400 g egg noodles
100 g Spinach, washed and cut into pieces
1 cup onion, chopped
Capsicum julienned – 1/2 cup
Carrot julienned – 1/2 cup
Cabbage julienned – 1/2 cup
1 cup tomatoes
Chicken strpis – 1/2 cup
Chicken broth/stock – 2 cups
1 tbsp- garlic, finely chopped
1 tbsp- ginger, finely chopped
½ tspn -turmeric
1 tspn -cumin powder
3 -fresh bell peppers (according totaste)
½ tsp – Ajwain
2 tbsp- vegetable oil
Salt and pepper to taste
1 tablespoon chopped cilantro for garnishing
Cook noodles in boiling water until slightly undercooked.
Drain the water and rinse.
In a sauce pan or wok heat two tablespoons of oil.
Add onions, fry until light brown.
Add cumin powder, turmeric powder, garlic, ginger, and chilies.
Stir for a minute.
Stir fry the mixed vegetables for 5 minutes.

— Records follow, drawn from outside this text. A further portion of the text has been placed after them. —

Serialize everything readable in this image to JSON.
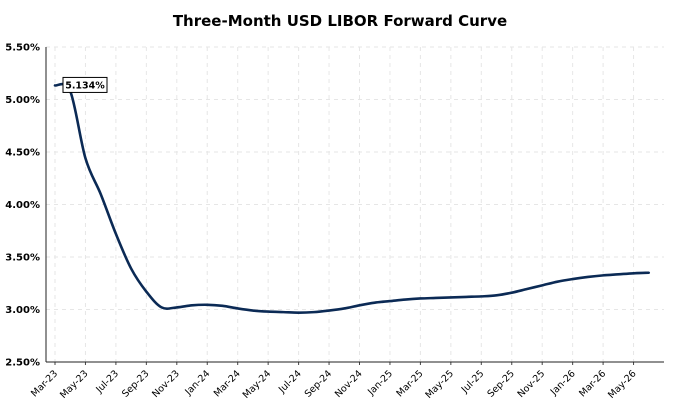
{
  "chart_data": {
    "type": "line",
    "title": "Three-Month USD LIBOR Forward Curve",
    "xlabel": "",
    "ylabel": "",
    "ylim": [
      2.5,
      5.5
    ],
    "yticks": [
      "2.50%",
      "3.00%",
      "3.50%",
      "4.00%",
      "4.50%",
      "5.00%",
      "5.50%"
    ],
    "ytick_values": [
      2.5,
      3.0,
      3.5,
      4.0,
      4.5,
      5.0,
      5.5
    ],
    "xlim": [
      "2023-03",
      "2026-07"
    ],
    "xticks": [
      "Mar-23",
      "May-23",
      "Jul-23",
      "Sep-23",
      "Nov-23",
      "Jan-24",
      "Mar-24",
      "May-24",
      "Jul-24",
      "Sep-24",
      "Nov-24",
      "Jan-25",
      "Mar-25",
      "May-25",
      "Jul-25",
      "Sep-25",
      "Nov-25",
      "Jan-26",
      "Mar-26",
      "May-26"
    ],
    "xtick_dates": [
      "2023-03",
      "2023-05",
      "2023-07",
      "2023-09",
      "2023-11",
      "2024-01",
      "2024-03",
      "2024-05",
      "2024-07",
      "2024-09",
      "2024-11",
      "2025-01",
      "2025-03",
      "2025-05",
      "2025-07",
      "2025-09",
      "2025-11",
      "2026-01",
      "2026-03",
      "2026-05"
    ],
    "grid": true,
    "legend": "none",
    "line_color": "#0b2a55",
    "series": [
      {
        "x": [
          "2023-03",
          "2023-04",
          "2023-05",
          "2023-06",
          "2023-07",
          "2023-08",
          "2023-09",
          "2023-10",
          "2023-11",
          "2023-12",
          "2024-01",
          "2024-02",
          "2024-03",
          "2024-04",
          "2024-05",
          "2024-06",
          "2024-07",
          "2024-08",
          "2024-09",
          "2024-10",
          "2024-11",
          "2024-12",
          "2025-01",
          "2025-02",
          "2025-03",
          "2025-04",
          "2025-05",
          "2025-06",
          "2025-07",
          "2025-08",
          "2025-09",
          "2025-10",
          "2025-11",
          "2025-12",
          "2026-01",
          "2026-02",
          "2026-03",
          "2026-04",
          "2026-05",
          "2026-06"
        ],
        "values": [
          5.134,
          5.08,
          4.44,
          4.1,
          3.72,
          3.39,
          3.17,
          3.02,
          3.02,
          3.04,
          3.045,
          3.035,
          3.01,
          2.99,
          2.98,
          2.975,
          2.97,
          2.975,
          2.99,
          3.01,
          3.04,
          3.065,
          3.08,
          3.095,
          3.105,
          3.11,
          3.115,
          3.12,
          3.125,
          3.135,
          3.16,
          3.195,
          3.23,
          3.265,
          3.29,
          3.31,
          3.325,
          3.335,
          3.345,
          3.35
        ]
      }
    ],
    "annotation": {
      "text": "5.134%",
      "x": "2023-03",
      "y": 5.134
    }
  }
}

Add tomatoes, chicken broth, ajwain, salt and pepper and cook until vegetables are tender.
Add the noodles and cook for 3 more minutes.
Add spinach, cook for 1 or 2 minutes.
Garnish with chopped cilantro.
If you want vegetable Thukpa you can cook it without chicken and chicken broth. Instead of chicken broth you can use vegitable broth/stock.